Other investigators have looked at the effects of antiarrhythmic drugs on cardiac damage following defibrillation. Patton was able to show that less damage occurred when measured by ECG findings, CK and histology if multiple low-energy shocks were given rather than high energy shocks of similar total energy. He also demonstrated that such damage could be partially ameliorated by preadministration of the calcium-channel blocker verapamil [Patton JN et al. 1984].
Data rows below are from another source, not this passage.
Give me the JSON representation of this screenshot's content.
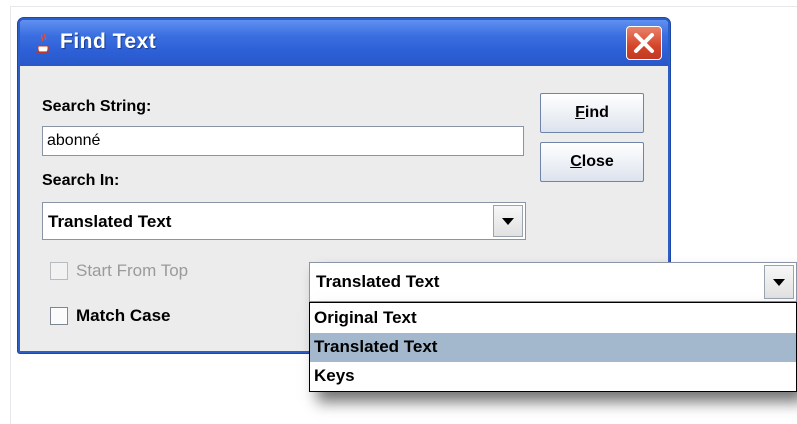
{
  "window": {
    "title": "Find Text",
    "title_icon": "java-cup-icon",
    "close_icon": "close-icon"
  },
  "form": {
    "search_string_label": "Search String:",
    "search_string_value": "abonné",
    "search_in_label": "Search In:",
    "search_in_value": "Translated Text",
    "start_from_top_label": "Start From Top",
    "start_from_top_checked": false,
    "start_from_top_enabled": false,
    "match_case_label": "Match Case",
    "match_case_checked": false
  },
  "buttons": {
    "find_prefix": "F",
    "find_rest": "ind",
    "close_prefix": "C",
    "close_rest": "lose"
  },
  "dropdown_popup": {
    "selected": "Translated Text",
    "options": [
      "Original Text",
      "Translated Text",
      "Keys"
    ],
    "highlighted_index": 1
  },
  "colors": {
    "titlebar": "#2c5fd6",
    "highlight": "#a3b8cc",
    "close_button": "#d4442a"
  }
}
The development of biphasic and other more efficient waveforms with specific ratios of positive and negative components requiring less energy for successful defibrillation than monophasic is the dilemma that the more efficient waveforms might actually be more damaging. This has been assessed by Osswald, who demonstrated, using monophasic and biphasic waveforms in a canine model that the more efficient biphasic waveforms where actually associated with a less injurious effect on myocardial oxidative metabolism and haemodynamic performance than monophasic waveforms [Osswald S et al. 1994].
VanFleet and others looked at the Cardiac damage in dogs with chronically implanted cardioverter defibrillator devices. They found that the defibrillating lead induced mild cardiac alterations with myocardial necrosis and calcification concentrated in the ventricular septum and the RV free wall adjacent to the ventricular electrodes. The mean energy used was 17.6 Joules and the dogs had a mean of 21.3 shocks each [VanFleet JF et al. 1983].